Na delação, Palocci sugere um esquema de indicação de cargos na Petrobras durante o governo petista e afirma ter acertado recebimento de R$ 40 milhões em propina para a campanha da ex-presidente Dilma Rousseff.

O conteúdo da delação vem à tona sete dias antes das eleições, marcadas para o próximo domingo (7). Em nota publicada pelo jornal “Diário de Pernambuco”, o advogado de Lula, Cristiano Cristiano Zanin Martins, diz que “a conduta adotada hoje pelo juiz Sérgio Moro na Ação Penal nº 5063130-17.2016.4.04.7000 apenas reforça o caráter político dos processos e da condenação injusta imposta ao ex-presidente Lula”.
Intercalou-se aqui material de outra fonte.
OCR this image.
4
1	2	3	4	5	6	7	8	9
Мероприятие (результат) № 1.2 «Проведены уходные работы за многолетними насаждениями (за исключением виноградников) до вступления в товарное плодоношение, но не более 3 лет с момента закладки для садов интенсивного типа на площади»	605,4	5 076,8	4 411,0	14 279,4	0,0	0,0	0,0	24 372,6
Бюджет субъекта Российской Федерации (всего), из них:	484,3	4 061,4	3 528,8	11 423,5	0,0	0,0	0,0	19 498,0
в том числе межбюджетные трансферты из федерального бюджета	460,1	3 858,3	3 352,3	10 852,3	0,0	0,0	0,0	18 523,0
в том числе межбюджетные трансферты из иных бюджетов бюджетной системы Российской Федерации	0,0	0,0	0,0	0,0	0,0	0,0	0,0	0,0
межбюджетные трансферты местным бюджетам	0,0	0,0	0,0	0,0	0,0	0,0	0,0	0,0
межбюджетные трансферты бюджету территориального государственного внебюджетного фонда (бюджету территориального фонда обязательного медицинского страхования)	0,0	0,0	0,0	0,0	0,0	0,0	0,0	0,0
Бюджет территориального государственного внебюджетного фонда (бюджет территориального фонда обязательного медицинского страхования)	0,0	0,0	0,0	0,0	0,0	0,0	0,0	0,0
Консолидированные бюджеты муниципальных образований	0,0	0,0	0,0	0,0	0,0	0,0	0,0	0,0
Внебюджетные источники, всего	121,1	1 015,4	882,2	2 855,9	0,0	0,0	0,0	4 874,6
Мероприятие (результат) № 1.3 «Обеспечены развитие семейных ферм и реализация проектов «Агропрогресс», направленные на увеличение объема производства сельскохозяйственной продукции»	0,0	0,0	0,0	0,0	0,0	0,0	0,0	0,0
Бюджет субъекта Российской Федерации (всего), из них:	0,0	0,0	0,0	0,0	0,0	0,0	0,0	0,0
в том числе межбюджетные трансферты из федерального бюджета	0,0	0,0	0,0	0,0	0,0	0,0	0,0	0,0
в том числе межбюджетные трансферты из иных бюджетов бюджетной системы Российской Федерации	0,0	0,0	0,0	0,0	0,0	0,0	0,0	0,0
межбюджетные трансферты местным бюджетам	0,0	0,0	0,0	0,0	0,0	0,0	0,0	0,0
Zanin sugere ainda que o objetivo da divulgação foi para causar efeitos políticos aos aliados de Lula.

“Moro juntou ao processo, por iniciativa própria ('de ofício'), depoimento prestado pelo Sr. Antônio Palocci na condição de delator com o nítido objetivo de tentar causar efeitos políticos para Lula e seus aliados, até porque o próprio juiz reconhece que não poderá levar tal depoimento em consideração no julgamento da ação penal. Soma-se a isso o fato de que a delação foi recusada pelo Ministério Público. Além disso, a hipótese acusatória foi destruída pelas provas constituídas nos autos, inclusive por laudos periciais.

Palocci, por seu turno, mentiu mais uma vez, sem apresentar nenhuma prova, sobre Lula para obter generosos benefícios que vão da redução substancial de sua pena - 2/3 com a possibilidade de 'perdão judicial' - e da manutenção de parte substancial dos valores encontrados em suas contas bancárias”, disse o advogado.

Ao quebrar o sigilo da delação de Palocci, Moro disse que “examinando o seu conteúdo, não vislumbro riscos às investigações em outorgar-lhe publicidade.”